WTI trades below $82.00 as IEA plans record Oil reserve release

  • WTI declines as the International Energy Agency considers its largest-ever oil reserve release to stabilize markets.
  • The Israel Defense Forces launched a new wave of strikes targeting Iran and Lebanon.
  • Major Middle Eastern producers cut output by over 6 million bpd as the Strait of Hormuz remains effectively closed.

West Texas Intermediate (WTI) crude oil price gave up gains from the previous session, trading around $81.70 per barrel during the Asian hours on Wednesday. Oil prices fall after the Wall Street Journal reported the International Energy Agency (IEA) is considering its largest-ever oil reserve release to stabilize markets. The proposed drawdown would surpass the 182 million barrels released in 2022 following Russia’s invasion of Ukraine.
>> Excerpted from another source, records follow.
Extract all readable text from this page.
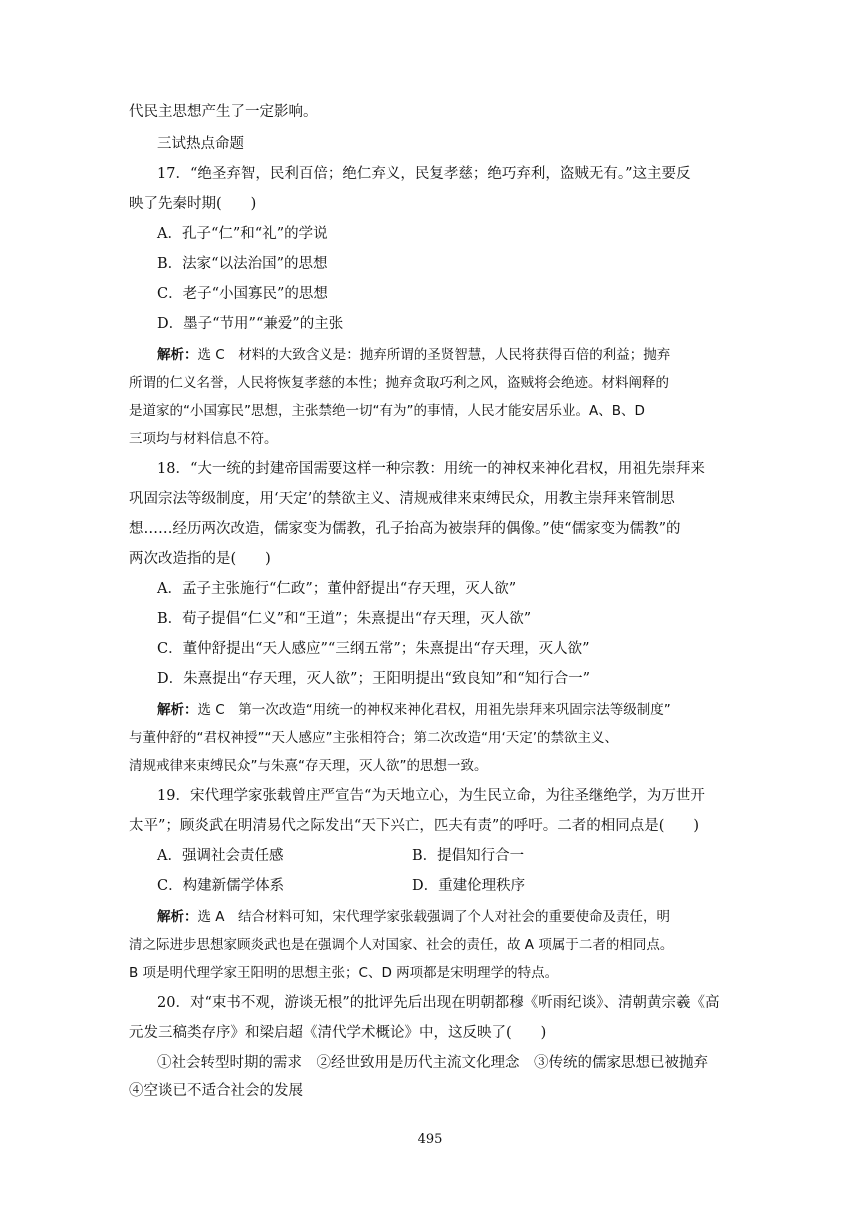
代民主思想产生了一定影响。
三试热点命题
17．“绝圣弃智，民利百倍；绝仁弃义，民复孝慈；绝巧弃利，盗贼无有。”这主要反
映了先秦时期(　　)
A．孔子“仁”和“礼”的学说
B．法家“以法治国”的思想
C．老子“小国寡民”的思想
D．墨子“节用”“兼爱”的主张
解析：选 C　材料的大致含义是：抛弃所谓的圣贤智慧，人民将获得百倍的利益；抛弃
所谓的仁义名誉，人民将恢复孝慈的本性；抛弃贪取巧利之风，盗贼将会绝迹。材料阐释的
是道家的“小国寡民”思想，主张禁绝一切“有为”的事情，人民才能安居乐业。A、B、D
三项均与材料信息不符。
18．“大一统的封建帝国需要这样一种宗教：用统一的神权来神化君权，用祖先崇拜来
巩固宗法等级制度，用‘天定’的禁欲主义、清规戒律来束缚民众，用教主崇拜来管制思
想……经历两次改造，儒家变为儒教，孔子抬高为被崇拜的偶像。”使“儒家变为儒教”的
两次改造指的是(　　)
A．孟子主张施行“仁政”；董仲舒提出“存天理，灭人欲”
B．荀子提倡“仁义”和“王道”；朱熹提出“存天理，灭人欲”
C．董仲舒提出“天人感应”“三纲五常”；朱熹提出“存天理，灭人欲”
D．朱熹提出“存天理，灭人欲”；王阳明提出“致良知”和“知行合一”
解析：选 C　第一次改造“用统一的神权来神化君权，用祖先崇拜来巩固宗法等级制度”
与董仲舒的“君权神授”“天人感应”主张相符合；第二次改造“用‘天定’的禁欲主义、
清规戒律来束缚民众”与朱熹“存天理，灭人欲”的思想一致。
19．宋代理学家张载曾庄严宣告“为天地立心，为生民立命，为往圣继绝学，为万世开
太平”；顾炎武在明清易代之际发出“天下兴亡，匹夫有责”的呼吁。二者的相同点是(　　)
A．强调社会责任感	B．提倡知行合一
C．构建新儒学体系	D．重建伦理秩序
解析：选 A　结合材料可知，宋代理学家张载强调了个人对社会的重要使命及责任，明
清之际进步思想家顾炎武也是在强调个人对国家、社会的责任，故 A 项属于二者的相同点。
B 项是明代理学家王阳明的思想主张；C、D 两项都是宋明理学的特点。
20．对“束书不观，游谈无根”的批评先后出现在明朝都穆《听雨纪谈》、清朝黄宗羲《高
元发三稿类存序》和梁启超《清代学术概论》中，这反映了(　　)
①社会转型时期的需求　②经世致用是历代主流文化理念　③传统的儒家思想已被抛弃
④空谈已不适合社会的发展
495
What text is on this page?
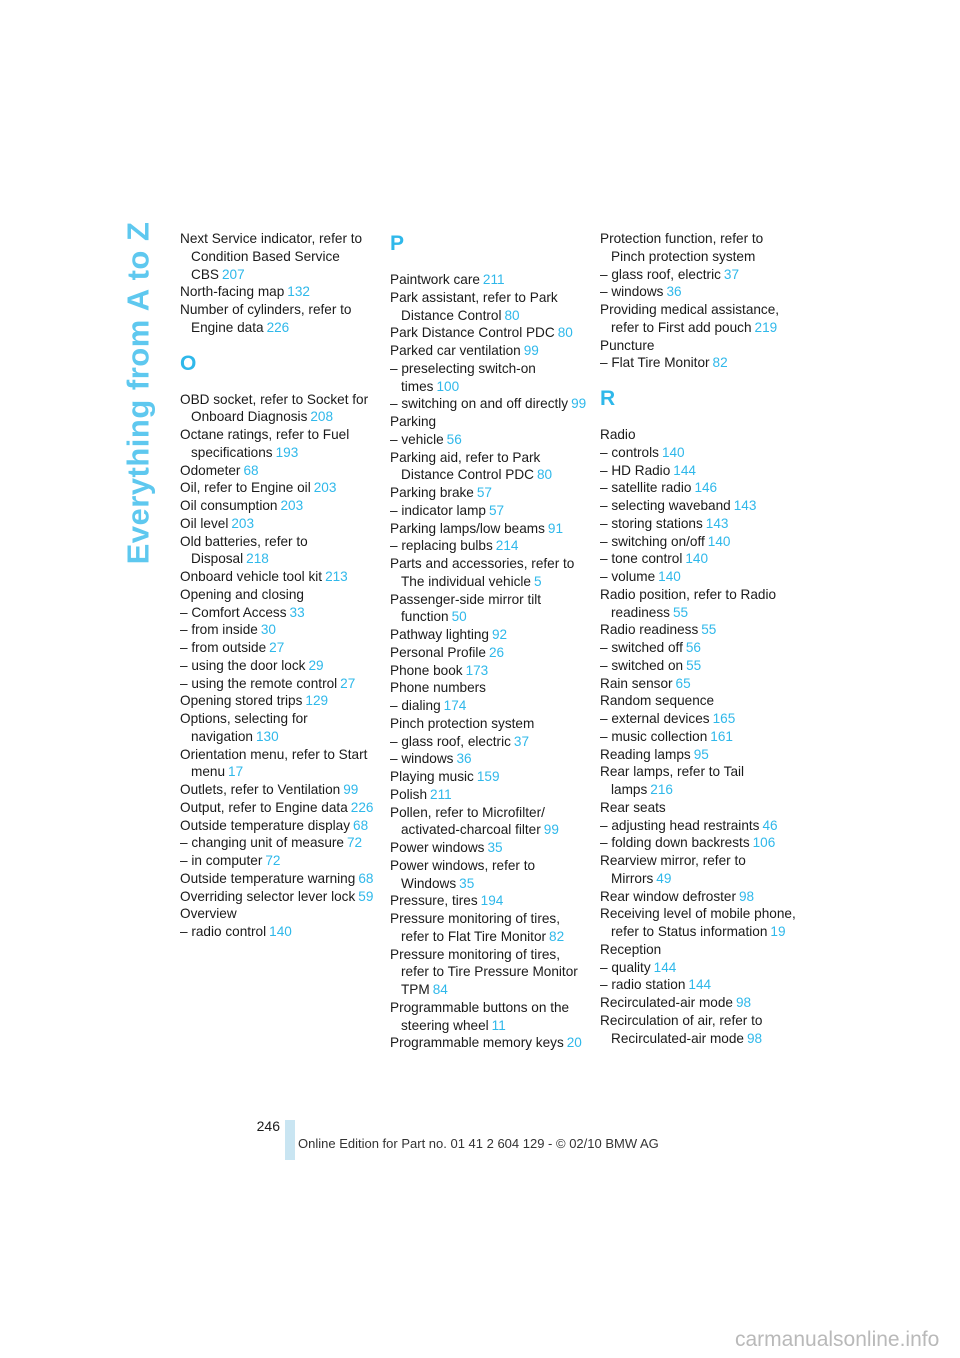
Everything from A to Z Next Service indicator, refer to Condition Based Service CBS 207
North-facing map 132
Number of cylinders, refer to Engine data 226
O
OBD socket, refer to Socket for Onboard Diagnosis 208
Octane ratings, refer to Fuel specifications 193
Odometer 68
Oil, refer to Engine oil 203
Oil consumption 203
Oil level 203
Old batteries, refer to Disposal 218
Onboard vehicle tool kit 213
Opening and closing
– Comfort Access 33
– from inside 30
– from outside 27
– using the door lock 29
– using the remote control 27
Opening stored trips 129
Options, selecting for navigation 130
Orientation menu, refer to Start menu 17
Outlets, refer to Ventilation 99
Output, refer to Engine data 226
Outside temperature display 68
– changing unit of measure 72
– in computer 72
Outside temperature warning 68
Overriding selector lever lock 59
Overview
– radio control 140
P
Paintwork care 211
Park assistant, refer to Park Distance Control 80
Park Distance Control PDC 80
Parked car ventilation 99
– preselecting switch-on times 100
– switching on and off directly 99
Parking
– vehicle 56
Parking aid, refer to Park Distance Control PDC 80
Parking brake 57
– indicator lamp 57
Parking lamps/low beams 91
– replacing bulbs 214
Parts and accessories, refer to The individual vehicle 5
Passenger-side mirror tilt function 50
Pathway lighting 92
Personal Profile 26
Phone book 173
Phone numbers
– dialing 174
Pinch protection system
– glass roof, electric 37
– windows 36
Playing music 159
Polish 211
Pollen, refer to Microfilter/ activated-charcoal filter 99
Power windows 35
Power windows, refer to Windows 35
Pressure, tires 194
Pressure monitoring of tires, refer to Flat Tire Monitor 82
Pressure monitoring of tires, refer to Tire Pressure Monitor TPM 84
Programmable buttons on the steering wheel 11
Programmable memory keys 20
Protection function, refer to Pinch protection system
– glass roof, electric 37
– windows 36
Providing medical assistance, refer to First add pouch 219
Puncture
– Flat Tire Monitor 82
R
Radio
– controls 140
– HD Radio 144
– satellite radio 146
– selecting waveband 143
– storing stations 143
– switching on/off 140
– tone control 140
– volume 140
Radio position, refer to Radio readiness 55
Radio readiness 55
– switched off 56
– switched on 55
Rain sensor 65
Random sequence
– external devices 165
– music collection 161
Reading lamps 95
Rear lamps, refer to Tail lamps 216
Rear seats
– adjusting head restraints 46
– folding down backrests 106
Rearview mirror, refer to Mirrors 49
Rear window defroster 98
Receiving level of mobile phone, refer to Status information 19
Reception
– quality 144
– radio station 144
Recirculated-air mode 98
Recirculation of air, refer to Recirculated-air mode 98
246
Online Edition for Part no. 01 41 2 604 129 - © 02/10 BMW AG
carmanualsonline.info
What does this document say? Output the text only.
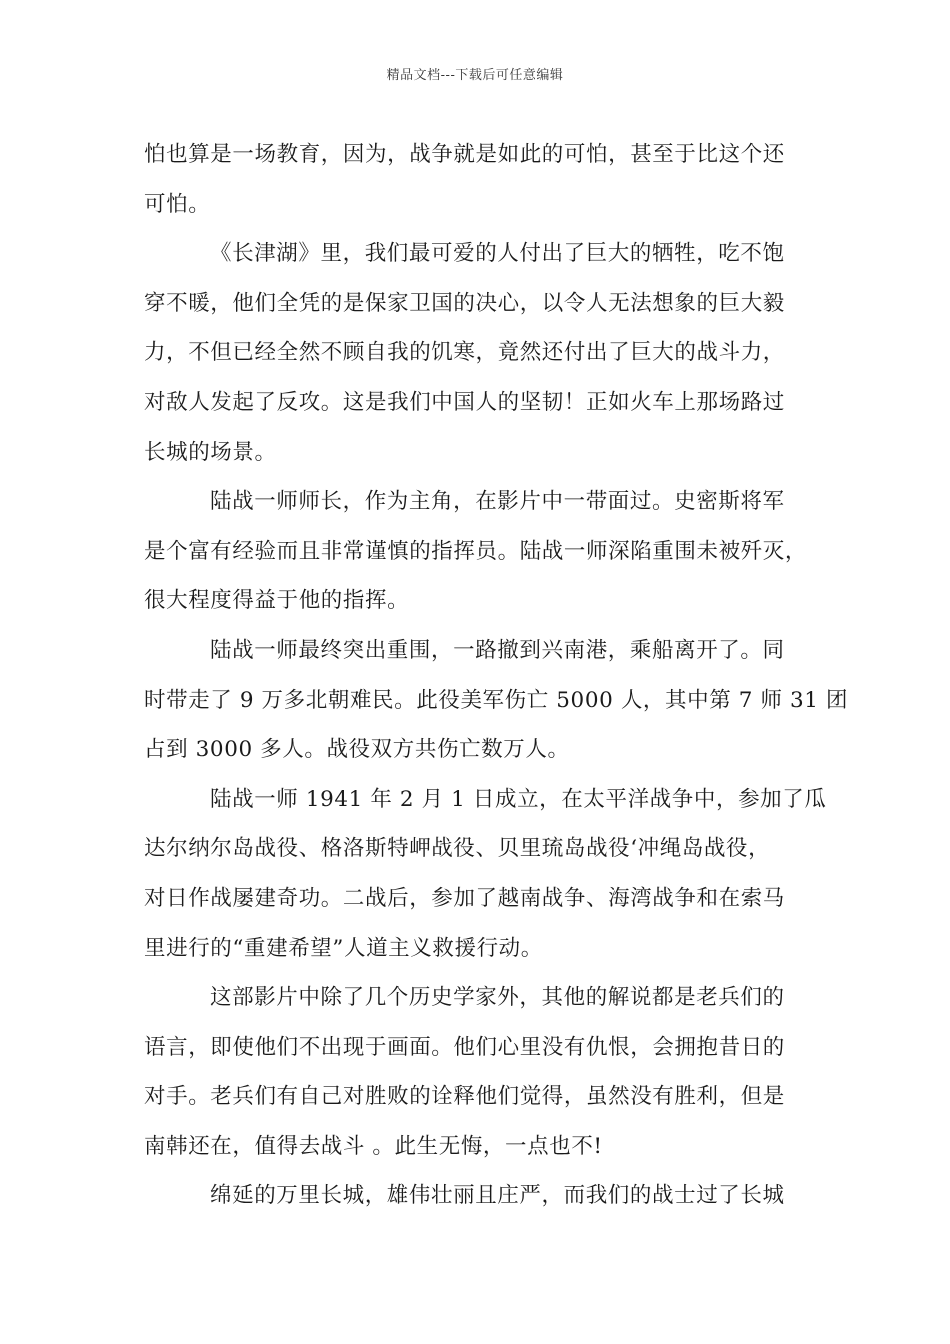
精品文档---下载后可任意编辑
怕也算是一场教育，因为，战争就是如此的可怕，甚至于比这个还
可怕。
《长津湖》里，我们最可爱的人付出了巨大的牺牲，吃不饱
穿不暖，他们全凭的是保家卫国的决心，以令人无法想象的巨大毅
力，不但已经全然不顾自我的饥寒，竟然还付出了巨大的战斗力，
对敌人发起了反攻。这是我们中国人的坚韧！正如火车上那场路过
长城的场景。
陆战一师师长，作为主角，在影片中一带面过。史密斯将军
是个富有经验而且非常谨慎的指挥员。陆战一师深陷重围未被歼灭，
很大程度得益于他的指挥。
陆战一师最终突出重围，一路撤到兴南港，乘船离开了。同
时带走了 9 万多北朝难民。此役美军伤亡 5000 人，其中第 7 师 31 团
占到 3000 多人。战役双方共伤亡数万人。
陆战一师 1941 年 2 月 1 日成立，在太平洋战争中，参加了瓜
达尔纳尔岛战役、格洛斯特岬战役、贝里琉岛战役‘冲绳岛战役，
对日作战屡建奇功。二战后，参加了越南战争、海湾战争和在索马
里进行的“重建希望”人道主义救援行动。
这部影片中除了几个历史学家外，其他的解说都是老兵们的
语言，即使他们不出现于画面。他们心里没有仇恨，会拥抱昔日的
对手。老兵们有自己对胜败的诠释他们觉得，虽然没有胜利，但是
南韩还在，值得去战斗 。此生无悔，一点也不!
绵延的万里长城，雄伟壮丽且庄严，而我们的战士过了长城
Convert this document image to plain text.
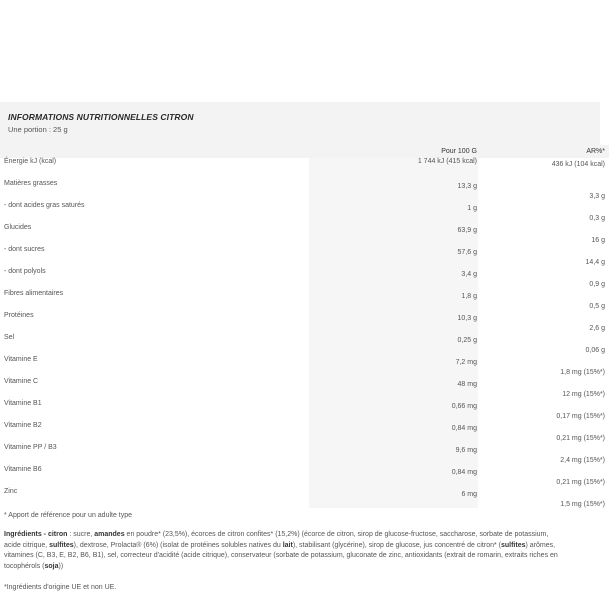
INFORMATIONS NUTRITIONNELLES CITRON
Une portion : 25 g
	Pour 100 G	AR%*
Énergie kJ (kcal)	1 744 kJ (415 kcal)	436 kJ (104 kcal)
Matières grasses	13,3 g	3,3 g
- dont acides gras saturés	1 g	0,3 g
Glucides	63,9 g	16 g
- dont sucres	57,6 g	14,4 g
- dont polyols	3,4 g	0,9 g
Fibres alimentaires	1,8 g	0,5 g
Protéines	10,3 g	2,6 g
Sel	0,25 g	0,06 g
Vitamine E	7,2 mg	1,8 mg (15%*)
Vitamine C	48 mg	12 mg (15%*)
Vitamine B1	0,66 mg	0,17 mg (15%*)
Vitamine B2	0,84 mg	0,21 mg (15%*)
Vitamine PP / B3	9,6 mg	2,4 mg (15%*)
Vitamine B6	0,84 mg	0,21 mg (15%*)
Zinc	6 mg	1,5 mg (15%*)
* Apport de référence pour un adulte type
Ingrédients - citron : sucre, amandes en poudre* (23,5%), écorces de citron confites* (15,2%) (écorce de citron, sirop de glucose-fructose, saccharose, sorbate de potassium, acide citrique, sulfites), dextrose, Prolacta® (6%) (isolat de protéines solubles natives du lait), stabilisant (glycérine), sirop de glucose, jus concentré de citron* (sulfites) arômes, vitamines (C, B3, E, B2, B6, B1), sel, correcteur d'acidité (acide citrique), conservateur (sorbate de potassium, gluconate de zinc, antioxidants (extrait de romarin, extraits riches en tocophérols (soja))
*Ingrédients d'origine UE et non UE.
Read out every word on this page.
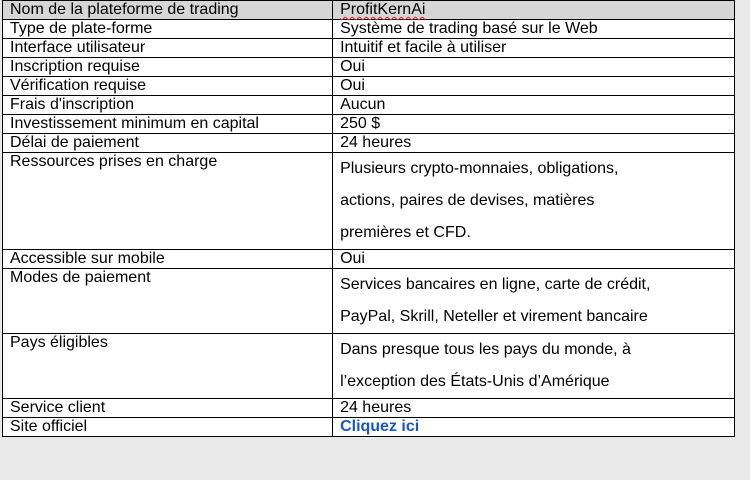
Nom de la plateforme de trading	ProfitKernAi
Type de plate-forme	Système de trading basé sur le Web
Interface utilisateur	Intuitif et facile à utiliser
Inscription requise	Oui
Vérification requise	Oui
Frais d'inscription	Aucun
Investissement minimum en capital	250 $
Délai de paiement	24 heures
Ressources prises en charge	Plusieurs crypto-monnaies, obligations,
actions, paires de devises, matières
premières et CFD.

Accessible sur mobile	Oui
Modes de paiement	Services bancaires en ligne, carte de crédit,
PayPal, Skrill, Neteller et virement bancaire

Pays éligibles	Dans presque tous les pays du monde, à
l’exception des États-Unis d’Amérique

Service client	24 heures
Site officiel	Cliquez ici
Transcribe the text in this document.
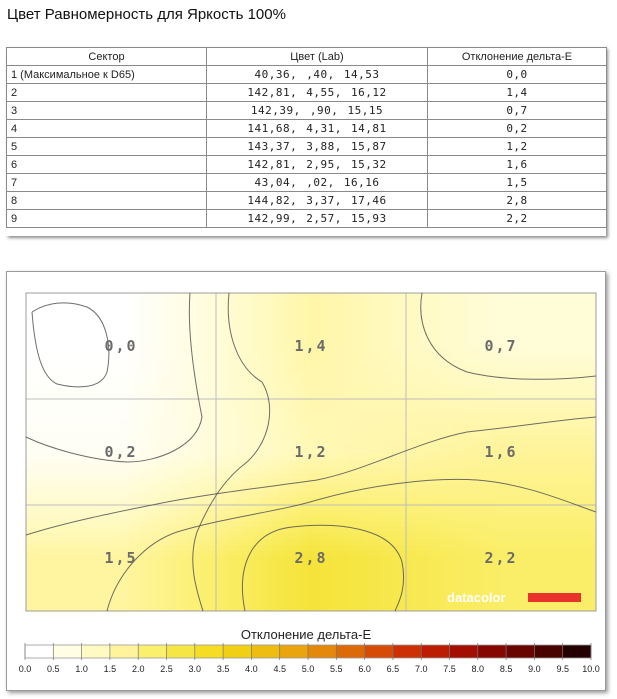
Цвет Равномерность для Яркость 100%
Сектор	Цвет (Lab)	Отклонение дельта-E
1 (Максимальное к D65)	40,36, ,40, 14,53	0,0
2	142,81, 4,55, 16,12	1,4
3	142,39, ,90, 15,15	0,7
4	141,68, 4,31, 14,81	0,2
5	143,37, 3,88, 15,87	1,2
6	142,81, 2,95, 15,32	1,6
7	43,04, ,02, 16,16	1,5
8	144,82, 3,37, 17,46	2,8
9	142,99, 2,57, 15,93	2,2
0,0	1,4	0,7
0,2	1,2	1,6
1,5	2,8	2,2
datacolor
Отклонение дельта-E
0.0 0.5 1.0 1.5 2.0 2.5 3.0 3.5 4.0 4.5 5.0 5.5 6.0 6.5 7.0 7.5 8.0 8.5 9.0 9.5 10.0
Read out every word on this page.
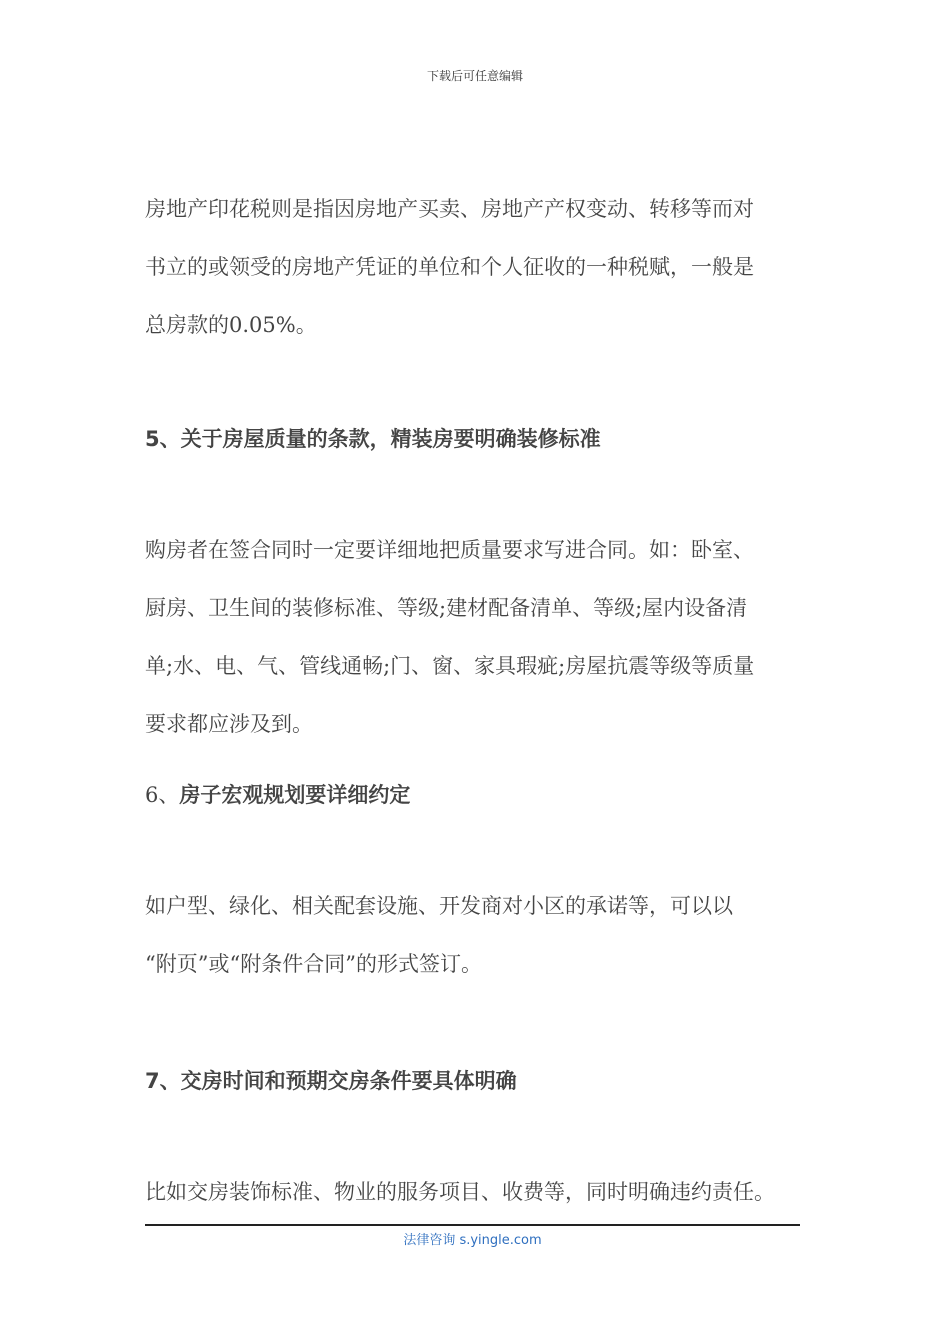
下载后可任意编辑
房地产印花税则是指因房地产买卖、房地产产权变动、转移等而对
书立的或领受的房地产凭证的单位和个人征收的一种税赋，一般是
总房款的0.05%。
5、关于房屋质量的条款，精装房要明确装修标准
购房者在签合同时一定要详细地把质量要求写进合同。如：卧室、
厨房、卫生间的装修标准、等级;建材配备清单、等级;屋内设备清
单;水、电、气、管线通畅;门、窗、家具瑕疵;房屋抗震等级等质量
要求都应涉及到。
6、房子宏观规划要详细约定
如户型、绿化、相关配套设施、开发商对小区的承诺等，可以以
“附页”或“附条件合同”的形式签订。
7、交房时间和预期交房条件要具体明确
比如交房装饰标准、物业的服务项目、收费等，同时明确违约责任。
法律咨询 s.yingle.com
However, losses in oil prices may remain limited due to rising uncertainty surrounding the Iran conflict and shipping disruptions through the crucial Strait of Hormuz. Meanwhile, US Central Command reported that the US military had “eliminated” 16 Iranian mine-laying vessels near the Strait of Hormuz on Tuesday. The action followed warnings from United States (US) President Donald Trump that any mines placed in the Strait by Iran must be removed immediately.

The Israel Defense Forces reported launching a new wave of strikes on Iran after explosions were heard in Tehran. Israel also fired additional missiles toward Lebanon, where its military said it was targeting infrastructure linked to Iran-backed Hezbollah in southern Beirut.

President Trump said late Monday that the conflict could end soon. However, US officials indicated on Tuesday that military operations were intensifying, with limited prospects for diplomatic negotiations, Reuters reported.

Major Middle Eastern producers, including Saudi Arabia, the United Arab Emirates (UAE), Kuwait, and Iraq, have collectively reduced output by more than 6 million barrels per day (bpd) as the Strait of Hormuz remains effectively closed. In addition, the largest oil refinery in the UAE halted operations after being hit by a drone strike.

WTI Oil FAQs

WTI Oil is a type of Crude Oil sold on international markets. The WTI stands for West Texas Intermediate, one of three major types including Brent and Dubai Crude. WTI is also referred to as “light” and “sweet” because of its relatively low gravity and sulfur content respectively. It is considered a high quality Oil that is easily refined. It is sourced in the United States and distributed via the Cushing hub, which is considered “The Pipeline Crossroads of the World”. It is a benchmark for the Oil market and WTI price is frequently quoted in the media.

Like all assets, supply and demand are the key drivers of WTI Oil price. As such, global growth can be a driver of increased demand and vice versa for weak global growth. Political instability, wars, and sanctions can disrupt supply and impact prices. The decisions of OPEC, a group of major Oil-producing countries, is another key driver of price. The value of the US Dollar influences the price of WTI Crude Oil, since Oil is predominantly traded in US Dollars, thus a weaker US Dollar can make Oil more affordable and vice versa.

The weekly Oil inventory reports published by the American Petroleum Institute (API) and the Energy Information Agency (EIA) impact the price of WTI Oil. Changes in inventories reflect fluctuating supply and demand. If the data shows a drop in inventories it can indicate increased demand, pushing up Oil price. Higher inventories can reflect increased supply, pushing down prices. API’s report is published every Tuesday and EIA’s the day after. Their results are usually similar, falling within 1% of each other 75% of the time. The EIA data is considered more reliable, since it is a government agency.

OPEC (Organization of the Petroleum Exporting Countries) is a group of 12 Oil-producing nations who collectively decide production quotas for member countries at twice-yearly meetings. Their decisions often impact WTI Oil prices. When OPEC decides to lower quotas, it can tighten supply, pushing up Oil prices. When OPEC increases production, it has the opposite effect. OPEC+ refers to an expanded group that includes ten extra non-OPEC members, the most notable of which is Russia.